How can I make more efficient use of parallel workers?
2 views (last 30 days)
My code performs 30 iterations of a task via parfor, with 6 workers in the parallel pool. Each iteration writes files when it starts and again when it finishes, so I can see at each moment which iterations are currently underway and which are already finished. For example, when the parfor loop first starts, it creates 6 starter files as expected.
What bothers me is that sometimes after an hour or so I can see that only (say) 2 workers are underway and yet (say) 3 iterations haven’t started at all,. I’m wondering how to change my code so that some of the at-that-point-idle workers would go ahead and start the unstarted iterations.

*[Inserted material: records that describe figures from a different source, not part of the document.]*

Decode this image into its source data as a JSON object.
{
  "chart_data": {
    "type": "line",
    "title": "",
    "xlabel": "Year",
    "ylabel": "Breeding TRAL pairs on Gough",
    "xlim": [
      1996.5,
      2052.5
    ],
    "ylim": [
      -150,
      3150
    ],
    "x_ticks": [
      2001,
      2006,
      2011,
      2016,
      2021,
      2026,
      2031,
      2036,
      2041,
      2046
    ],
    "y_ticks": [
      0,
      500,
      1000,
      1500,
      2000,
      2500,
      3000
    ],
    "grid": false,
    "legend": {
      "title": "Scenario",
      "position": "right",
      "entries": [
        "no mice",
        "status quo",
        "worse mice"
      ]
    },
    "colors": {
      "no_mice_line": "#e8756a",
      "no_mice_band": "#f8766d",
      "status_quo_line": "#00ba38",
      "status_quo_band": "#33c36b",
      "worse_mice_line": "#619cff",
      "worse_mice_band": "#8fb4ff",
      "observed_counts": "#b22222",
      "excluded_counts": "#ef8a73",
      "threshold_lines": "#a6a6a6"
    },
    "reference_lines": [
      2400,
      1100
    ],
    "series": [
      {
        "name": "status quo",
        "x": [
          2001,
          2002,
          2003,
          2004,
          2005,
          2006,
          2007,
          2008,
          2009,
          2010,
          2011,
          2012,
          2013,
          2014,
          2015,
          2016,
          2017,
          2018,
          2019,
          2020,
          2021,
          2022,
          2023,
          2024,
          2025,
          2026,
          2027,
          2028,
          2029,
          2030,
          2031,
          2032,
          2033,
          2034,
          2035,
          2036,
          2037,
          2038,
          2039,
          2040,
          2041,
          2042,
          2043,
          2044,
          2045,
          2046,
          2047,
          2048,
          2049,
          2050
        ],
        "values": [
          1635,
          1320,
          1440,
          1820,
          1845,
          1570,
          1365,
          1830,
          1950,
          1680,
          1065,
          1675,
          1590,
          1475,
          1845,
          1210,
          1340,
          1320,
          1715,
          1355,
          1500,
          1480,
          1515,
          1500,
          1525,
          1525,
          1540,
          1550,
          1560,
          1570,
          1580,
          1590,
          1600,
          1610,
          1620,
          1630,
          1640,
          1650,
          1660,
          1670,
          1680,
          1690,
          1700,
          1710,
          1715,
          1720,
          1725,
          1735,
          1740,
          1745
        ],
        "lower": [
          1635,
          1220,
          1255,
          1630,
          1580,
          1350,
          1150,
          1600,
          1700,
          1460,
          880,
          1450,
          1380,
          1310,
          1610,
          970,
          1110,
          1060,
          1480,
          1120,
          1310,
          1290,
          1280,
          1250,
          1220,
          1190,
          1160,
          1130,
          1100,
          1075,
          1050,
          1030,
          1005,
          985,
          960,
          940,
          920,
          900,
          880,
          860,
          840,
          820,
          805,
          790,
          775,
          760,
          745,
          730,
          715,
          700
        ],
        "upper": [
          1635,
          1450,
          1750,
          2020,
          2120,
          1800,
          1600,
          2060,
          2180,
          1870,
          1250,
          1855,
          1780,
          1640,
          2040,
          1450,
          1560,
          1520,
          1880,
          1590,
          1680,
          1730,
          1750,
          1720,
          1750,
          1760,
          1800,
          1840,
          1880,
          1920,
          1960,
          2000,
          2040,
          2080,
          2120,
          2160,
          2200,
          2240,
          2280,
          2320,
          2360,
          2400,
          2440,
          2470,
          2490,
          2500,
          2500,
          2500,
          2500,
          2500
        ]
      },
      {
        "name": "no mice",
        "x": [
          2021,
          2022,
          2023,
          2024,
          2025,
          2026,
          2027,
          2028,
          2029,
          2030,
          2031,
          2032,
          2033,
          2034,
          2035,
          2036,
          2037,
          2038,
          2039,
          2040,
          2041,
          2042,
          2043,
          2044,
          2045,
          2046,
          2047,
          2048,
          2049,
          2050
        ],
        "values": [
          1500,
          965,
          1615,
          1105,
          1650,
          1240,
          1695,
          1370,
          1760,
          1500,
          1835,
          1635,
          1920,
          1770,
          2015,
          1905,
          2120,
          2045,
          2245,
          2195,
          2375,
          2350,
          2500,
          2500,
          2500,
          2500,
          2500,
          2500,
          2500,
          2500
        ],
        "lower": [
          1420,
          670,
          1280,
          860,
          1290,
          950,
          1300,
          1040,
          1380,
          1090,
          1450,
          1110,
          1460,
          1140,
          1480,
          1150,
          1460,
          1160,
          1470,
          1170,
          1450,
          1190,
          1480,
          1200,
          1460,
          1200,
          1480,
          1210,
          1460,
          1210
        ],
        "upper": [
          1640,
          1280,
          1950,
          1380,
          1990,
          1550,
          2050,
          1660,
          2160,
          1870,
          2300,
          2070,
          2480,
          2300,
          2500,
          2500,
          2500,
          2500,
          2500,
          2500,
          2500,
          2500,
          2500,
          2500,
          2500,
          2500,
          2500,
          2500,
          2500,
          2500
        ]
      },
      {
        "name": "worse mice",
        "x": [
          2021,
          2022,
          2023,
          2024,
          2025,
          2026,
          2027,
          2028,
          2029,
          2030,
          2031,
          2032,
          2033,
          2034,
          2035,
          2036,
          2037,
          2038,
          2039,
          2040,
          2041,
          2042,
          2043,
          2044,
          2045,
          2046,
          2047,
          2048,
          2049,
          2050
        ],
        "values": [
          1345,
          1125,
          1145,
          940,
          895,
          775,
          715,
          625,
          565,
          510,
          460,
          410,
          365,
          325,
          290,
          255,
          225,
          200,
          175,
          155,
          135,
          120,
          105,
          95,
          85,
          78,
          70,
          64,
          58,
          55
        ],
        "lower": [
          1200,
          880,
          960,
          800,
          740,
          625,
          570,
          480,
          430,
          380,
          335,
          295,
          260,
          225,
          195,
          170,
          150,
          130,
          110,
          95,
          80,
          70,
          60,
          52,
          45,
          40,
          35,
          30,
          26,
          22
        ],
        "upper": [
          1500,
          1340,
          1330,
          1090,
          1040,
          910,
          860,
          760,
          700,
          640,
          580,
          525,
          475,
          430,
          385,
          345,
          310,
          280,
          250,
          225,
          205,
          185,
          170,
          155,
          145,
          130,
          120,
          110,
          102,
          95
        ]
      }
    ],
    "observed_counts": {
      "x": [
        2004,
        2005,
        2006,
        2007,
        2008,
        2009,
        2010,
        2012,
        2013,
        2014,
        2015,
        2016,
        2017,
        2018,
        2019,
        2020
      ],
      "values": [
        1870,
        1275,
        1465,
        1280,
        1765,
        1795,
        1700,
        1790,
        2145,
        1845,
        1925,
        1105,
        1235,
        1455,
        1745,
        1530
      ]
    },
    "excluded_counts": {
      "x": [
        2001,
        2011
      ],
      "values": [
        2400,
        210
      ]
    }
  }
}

I suppose this happens because some of the iterations take much longer than others (e.g., 2 minutes versus 2 hours). From my understanding of the parforoptions RangePartitionMethod parameter, it appears that parfor allocates iterations to workers in advance. Thus, if a particular worker happens to get assigned all of the slow iterations, that worker could potentially still be on its first of 5 iterations even after the other workers had finished all 5 of theirs. In that case most of the workers might be idle most of the time, which is obviously inefficient.

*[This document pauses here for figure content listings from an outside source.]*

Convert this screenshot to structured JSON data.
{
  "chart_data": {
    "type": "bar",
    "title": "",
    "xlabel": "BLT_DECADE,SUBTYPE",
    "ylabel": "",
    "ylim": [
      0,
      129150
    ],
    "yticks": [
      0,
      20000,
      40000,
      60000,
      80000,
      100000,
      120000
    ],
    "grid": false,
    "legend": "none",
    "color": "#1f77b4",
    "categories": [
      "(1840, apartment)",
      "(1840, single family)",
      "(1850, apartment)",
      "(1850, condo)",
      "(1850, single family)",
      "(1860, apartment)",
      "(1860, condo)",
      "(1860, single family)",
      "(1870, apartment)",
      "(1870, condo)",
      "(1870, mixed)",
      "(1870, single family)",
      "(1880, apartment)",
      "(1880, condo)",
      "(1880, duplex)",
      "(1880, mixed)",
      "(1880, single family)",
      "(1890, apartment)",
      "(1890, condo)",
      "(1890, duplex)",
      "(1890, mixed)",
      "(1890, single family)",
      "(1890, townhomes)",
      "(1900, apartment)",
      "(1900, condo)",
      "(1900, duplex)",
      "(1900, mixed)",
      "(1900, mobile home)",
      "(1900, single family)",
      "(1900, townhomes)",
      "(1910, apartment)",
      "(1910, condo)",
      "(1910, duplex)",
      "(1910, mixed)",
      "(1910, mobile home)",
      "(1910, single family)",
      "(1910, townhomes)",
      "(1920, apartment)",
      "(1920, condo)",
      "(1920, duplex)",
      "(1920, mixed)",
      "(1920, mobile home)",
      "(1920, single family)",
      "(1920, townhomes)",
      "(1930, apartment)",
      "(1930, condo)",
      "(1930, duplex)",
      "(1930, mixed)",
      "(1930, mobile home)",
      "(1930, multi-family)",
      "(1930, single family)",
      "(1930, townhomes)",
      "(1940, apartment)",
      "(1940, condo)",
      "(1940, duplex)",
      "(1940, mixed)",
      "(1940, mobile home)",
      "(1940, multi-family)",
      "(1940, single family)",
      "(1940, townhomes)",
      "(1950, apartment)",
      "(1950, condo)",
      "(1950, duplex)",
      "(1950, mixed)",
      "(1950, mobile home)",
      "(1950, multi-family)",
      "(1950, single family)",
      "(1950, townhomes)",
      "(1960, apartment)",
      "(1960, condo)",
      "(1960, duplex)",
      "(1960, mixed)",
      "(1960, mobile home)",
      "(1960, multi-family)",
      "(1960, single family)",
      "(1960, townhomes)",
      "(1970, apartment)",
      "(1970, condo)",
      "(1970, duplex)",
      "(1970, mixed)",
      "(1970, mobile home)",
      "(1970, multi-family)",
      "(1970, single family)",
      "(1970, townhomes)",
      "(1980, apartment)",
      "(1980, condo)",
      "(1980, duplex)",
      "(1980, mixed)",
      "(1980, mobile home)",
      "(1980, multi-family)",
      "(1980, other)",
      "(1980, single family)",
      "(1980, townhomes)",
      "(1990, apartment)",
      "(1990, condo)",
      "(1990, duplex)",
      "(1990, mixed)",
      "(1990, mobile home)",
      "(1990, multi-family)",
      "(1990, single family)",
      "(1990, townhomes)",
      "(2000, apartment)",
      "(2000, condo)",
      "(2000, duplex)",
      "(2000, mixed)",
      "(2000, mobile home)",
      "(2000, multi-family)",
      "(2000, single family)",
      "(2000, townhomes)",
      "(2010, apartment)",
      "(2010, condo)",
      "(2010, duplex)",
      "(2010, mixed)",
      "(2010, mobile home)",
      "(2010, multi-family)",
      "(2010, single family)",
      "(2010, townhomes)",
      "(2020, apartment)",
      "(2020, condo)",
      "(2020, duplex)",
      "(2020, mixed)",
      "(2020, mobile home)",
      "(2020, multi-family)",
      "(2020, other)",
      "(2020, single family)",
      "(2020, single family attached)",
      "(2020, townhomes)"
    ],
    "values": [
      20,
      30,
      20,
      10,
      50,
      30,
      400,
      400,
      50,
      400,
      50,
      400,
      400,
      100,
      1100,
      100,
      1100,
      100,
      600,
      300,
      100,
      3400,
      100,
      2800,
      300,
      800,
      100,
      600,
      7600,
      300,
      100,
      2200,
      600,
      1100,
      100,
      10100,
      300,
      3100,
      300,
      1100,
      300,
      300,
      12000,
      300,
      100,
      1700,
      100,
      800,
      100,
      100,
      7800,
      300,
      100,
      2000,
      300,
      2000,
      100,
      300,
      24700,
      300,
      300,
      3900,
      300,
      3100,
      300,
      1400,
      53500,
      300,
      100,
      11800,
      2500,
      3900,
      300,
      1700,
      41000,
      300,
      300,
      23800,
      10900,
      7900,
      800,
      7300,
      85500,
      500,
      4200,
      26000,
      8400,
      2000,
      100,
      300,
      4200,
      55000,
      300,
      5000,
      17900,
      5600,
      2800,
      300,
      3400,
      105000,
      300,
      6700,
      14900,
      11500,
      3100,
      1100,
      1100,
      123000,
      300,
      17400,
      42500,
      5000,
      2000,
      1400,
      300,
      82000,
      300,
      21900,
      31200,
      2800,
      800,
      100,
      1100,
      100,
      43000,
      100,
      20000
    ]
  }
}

If I could predict in advance which iterations would be the slow ones, it looks like I could improve efficiency by distributing the slow tasks evenly across workers using RangePartitionMethod. Unfortunately, I can’t predict which iterations will be slow. Presumably MATLAB provides another, better way to arrange the parallelism in situations like this. Hence, my question in the title of this post.
Thanks for any tips.
Edric Ellis on 4 Feb 2022
A couple of suggestions: you could consider using DataQueue rather than writing files to track progress on the workers. Yes, it sounds like your extreme mismatch in loop iteration durations is not working well with the default parfor loop division of work. You could indeed use parforOptions to split things up into smaller pieces, like this:
q = parallel.pool.DataQueue();
afterEach(q, @(msg) fprintf('Got message: %s\n', msg));
opts = parforOptions(gcp(), 'RangePartitionMethod', 'fixed', 'SubrangeSize', 1);
parfor (i = 1:10, opts)
send(q, sprintf('Starting iteration: %d', i));
send(q, sprintf('Finished iteration: %d', i));
By selecting a 'SubrangeSize' of 1, each loop iteration will be sent separately to the workers. Usually this is not a good idea, since it increases the overheads of execution - but it might work better for your case.